Disposerons-nous d’assez de gaz et d’électricité pour passer l’hiver ? Entendant cette question, les plus anciens d’entre nous voient remonter d’amers souvenirs de leur jeunesse, cette année 1942, par exemple, qui fut marquée par trois mois de gelées sévères et continues. Le froid, la faim, la guerre ? Nous n’en sommes pas là, mais des questions se posent, sans réponses évidentes. Seule certitude, l’Europe a réussi en quelques mois à soigner son addiction aux importations d’hydrocarbures russes à bas coût : le gaz venu de Russie, qui constituait 45 % de nos réserves, n’en représente plus que 9 % et bientôt moins. Nous avons fait le plein en diversifiant nos sources d’approvisionnement au prix d’une addition salée. La seule chose qui n’ait pas changé, c’est notre dépendance aux énergies fossiles ; elle s’est même accentuée, les bateaux méthaniers qui traversent l’Atlantique étant remplis de gaz de schiste.

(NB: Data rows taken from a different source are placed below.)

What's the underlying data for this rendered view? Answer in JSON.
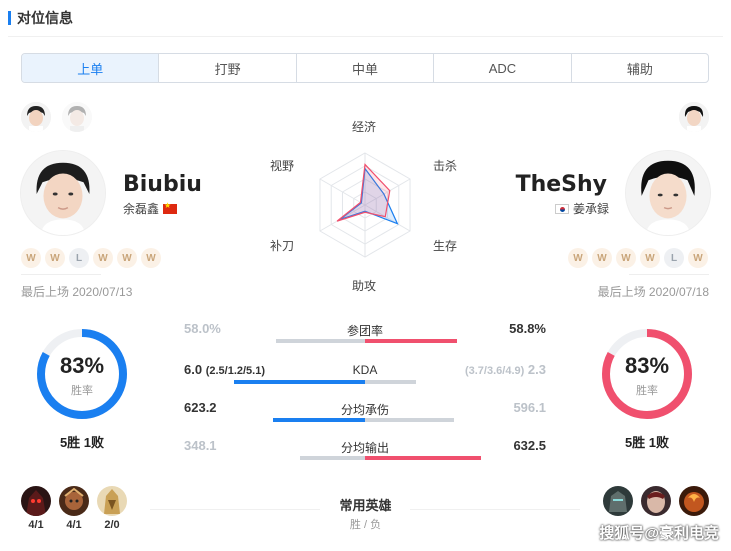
{
  "section_title": "对位信息",
  "tabs": [
    "上单",
    "打野",
    "中单",
    "ADC",
    "辅助"
  ],
  "radar": {
    "labels": [
      "经济",
      "击杀",
      "生存",
      "助攻",
      "补刀",
      "视野"
    ],
    "left_color": "#1a7ff0",
    "right_color": "#f0506e"
  },
  "left_player": {
    "name": "Biubiu",
    "real_name": "余磊鑫",
    "results": [
      "W",
      "W",
      "L",
      "W",
      "W",
      "W"
    ],
    "last_played": "最后上场 2020/07/13",
    "win_rate": "83%",
    "win_rate_value": 0.83,
    "win_rate_label": "胜率",
    "record": "5胜 1败",
    "color": "#1a7ff0",
    "heroes": [
      {
        "score": "4/1",
        "icon": "hero-dark-icon"
      },
      {
        "score": "4/1",
        "icon": "hero-warrior-icon"
      },
      {
        "score": "2/0",
        "icon": "hero-gold-icon"
      }
    ]
  },
  "right_player": {
    "name": "TheShy",
    "real_name": "姜承録",
    "results": [
      "W",
      "W",
      "W",
      "W",
      "L",
      "W"
    ],
    "last_played": "最后上场 2020/07/18",
    "win_rate": "83%",
    "win_rate_value": 0.83,
    "win_rate_label": "胜率",
    "record": "5胜 1败",
    "color": "#f0506e",
    "heroes": [
      {
        "icon": "hero-armor-icon"
      },
      {
        "icon": "hero-mask-icon"
      },
      {
        "icon": "hero-fire-icon"
      }
    ]
  },
  "stats": [
    {
      "label": "参团率",
      "left": "58.0%",
      "right": "58.8%",
      "left_frac": 0.49,
      "right_frac": 0.51,
      "winner": "right"
    },
    {
      "label": "KDA",
      "left": "6.0",
      "left_detail": "(2.5/1.2/5.1)",
      "right": "2.3",
      "right_detail": "(3.7/3.6/4.9)",
      "left_frac": 0.72,
      "right_frac": 0.28,
      "winner": "left"
    },
    {
      "label": "分均承伤",
      "left": "623.2",
      "right": "596.1",
      "left_frac": 0.51,
      "right_frac": 0.49,
      "winner": "left"
    },
    {
      "label": "分均输出",
      "left": "348.1",
      "right": "632.5",
      "left_frac": 0.36,
      "right_frac": 0.64,
      "winner": "right"
    }
  ],
  "common_heroes": {
    "title": "常用英雄",
    "subtitle": "胜 / 负"
  },
  "watermark": "搜狐号@豪利电竞"
}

Mais qu’en sera-t-il de l’hiver 2023-2024 ? Jusqu’où les prix vont-ils flamber ? Quels ravages l’inflation va-t-elle causer sur les économies européennes, sur l’état de l’Union, sur la relation franco-allemande ? En échec sur le terrain militaire, Vladimir Poutine utilise l’énergie comme un cheval de Troie, tentant d’imposer à l’Europe un crash test géant.

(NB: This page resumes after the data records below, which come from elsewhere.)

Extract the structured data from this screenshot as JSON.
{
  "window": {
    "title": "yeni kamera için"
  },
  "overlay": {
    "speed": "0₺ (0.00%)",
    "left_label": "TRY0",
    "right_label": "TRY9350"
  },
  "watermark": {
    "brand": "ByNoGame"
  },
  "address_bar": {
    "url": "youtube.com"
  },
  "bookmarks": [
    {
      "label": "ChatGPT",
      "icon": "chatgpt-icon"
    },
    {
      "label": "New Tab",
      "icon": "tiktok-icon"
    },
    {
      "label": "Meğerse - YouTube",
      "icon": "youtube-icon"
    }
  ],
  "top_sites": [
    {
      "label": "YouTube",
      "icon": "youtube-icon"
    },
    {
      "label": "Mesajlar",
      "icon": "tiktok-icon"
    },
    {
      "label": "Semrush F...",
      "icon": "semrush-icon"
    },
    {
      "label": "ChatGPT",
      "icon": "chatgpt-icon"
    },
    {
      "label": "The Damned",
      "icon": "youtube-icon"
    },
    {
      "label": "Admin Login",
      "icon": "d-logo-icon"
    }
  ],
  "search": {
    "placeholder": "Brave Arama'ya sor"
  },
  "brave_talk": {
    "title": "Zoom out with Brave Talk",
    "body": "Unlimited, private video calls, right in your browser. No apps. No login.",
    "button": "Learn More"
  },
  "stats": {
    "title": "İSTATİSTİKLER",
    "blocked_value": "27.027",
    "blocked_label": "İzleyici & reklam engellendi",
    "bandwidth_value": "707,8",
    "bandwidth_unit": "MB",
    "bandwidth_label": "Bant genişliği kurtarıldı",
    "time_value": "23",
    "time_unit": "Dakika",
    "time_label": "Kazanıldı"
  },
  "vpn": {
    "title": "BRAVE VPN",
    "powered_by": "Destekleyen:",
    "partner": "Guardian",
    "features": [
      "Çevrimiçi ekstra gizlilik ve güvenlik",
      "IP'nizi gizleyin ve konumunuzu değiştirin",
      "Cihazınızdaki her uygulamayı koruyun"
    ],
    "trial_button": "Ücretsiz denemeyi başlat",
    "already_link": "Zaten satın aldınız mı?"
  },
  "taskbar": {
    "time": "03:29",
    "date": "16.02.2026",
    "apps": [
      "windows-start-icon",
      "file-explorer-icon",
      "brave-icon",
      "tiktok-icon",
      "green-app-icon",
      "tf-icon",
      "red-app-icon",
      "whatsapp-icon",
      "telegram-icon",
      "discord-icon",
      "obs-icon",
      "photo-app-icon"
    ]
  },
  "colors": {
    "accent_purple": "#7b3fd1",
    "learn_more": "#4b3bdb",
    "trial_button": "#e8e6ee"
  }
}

Aurons-nous les moyens de résister à cette épreuve ? Ce numéro du 1 dresse un tableau complet des différentes sources de production de l’énergie en France, de ses importations et de ses échanges avec les pays voisins. Il s’interroge sur les risques de coupures : septembre a été marqué par une baisse de la consommation électrique qui révèle autant les premiers effets du plan de sobriété que la situation délicate de nombreuses entreprises. Quant aux particuliers, malgré le bouclier tarifaire, ils devront composer avec une hausse des prix de 15 % en 2023 (4 % en 2022). Perspective dramatique pour les ménages modestes, spécialement ceux qui vivent dans les cinq millions de passoires thermiques que compte notre pays. Le délégué général de la Fondation Abbé-Pierre, Christophe Robert, réclame une revalorisation ciblée des aides et une accélération des rénovations thermiques.

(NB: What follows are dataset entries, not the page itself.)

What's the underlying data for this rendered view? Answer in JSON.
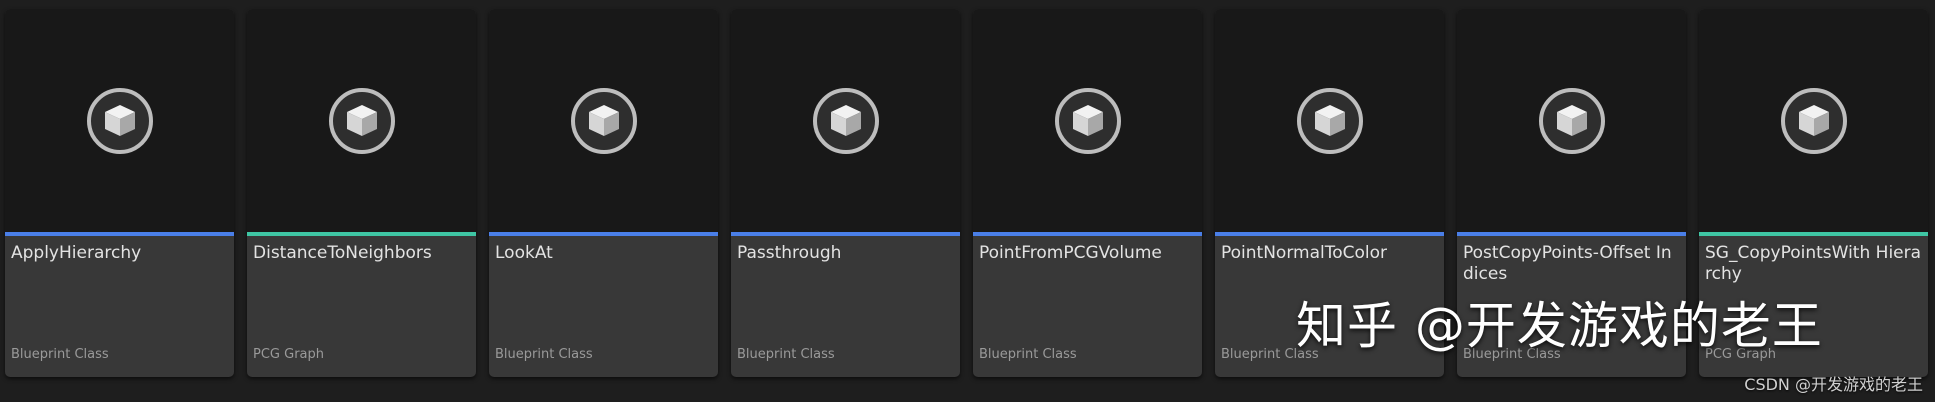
{
  "assets": [
    {
      "name": "ApplyHierarchy",
      "type": "Blueprint Class",
      "type_color": "#4a7fe8",
      "icon": "cube-icon"
    },
    {
      "name": "DistanceToNeighbors",
      "type": "PCG Graph",
      "type_color": "#3fc6a4",
      "icon": "cube-icon"
    },
    {
      "name": "LookAt",
      "type": "Blueprint Class",
      "type_color": "#4a7fe8",
      "icon": "cube-icon"
    },
    {
      "name": "Passthrough",
      "type": "Blueprint Class",
      "type_color": "#4a7fe8",
      "icon": "cube-icon"
    },
    {
      "name": "PointFromPCGVolume",
      "type": "Blueprint Class",
      "type_color": "#4a7fe8",
      "icon": "cube-icon"
    },
    {
      "name": "PointNormalToColor",
      "type": "Blueprint Class",
      "type_color": "#4a7fe8",
      "icon": "cube-icon"
    },
    {
      "name": "PostCopyPoints-Offset Indices",
      "type": "Blueprint Class",
      "type_color": "#4a7fe8",
      "icon": "cube-icon"
    },
    {
      "name": "SG_CopyPointsWith Hierarchy",
      "type": "PCG Graph",
      "type_color": "#3fc6a4",
      "icon": "cube-icon"
    }
  ],
  "watermark": "知乎 @开发游戏的老王",
  "csdn_watermark": "CSDN @开发游戏的老王"
}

Comment faire baisser les prix ? L’UE avance avec difficulté à la recherche de mécanismes qui fassent l’unanimité des Vingt-Sept. Phuc-Vinh Nguyen, expert à l’Institut Jacques-Delors, analyse ces négociations cruciales. L’ingénieur spécialisé Nicolas Goldberg estime, lui, que la guerre en Ukraine a surtout révélé nos faiblesses intrinsèques dans le domaine du nucléaire et des renouvelables, mais que cette crise peut nous permettre, au terme d’années difficiles, d’accélérer notre transition vers une énergie moins chère et décarbonée. Auquel cas, Vladimir Poutine aurait perdu son pari.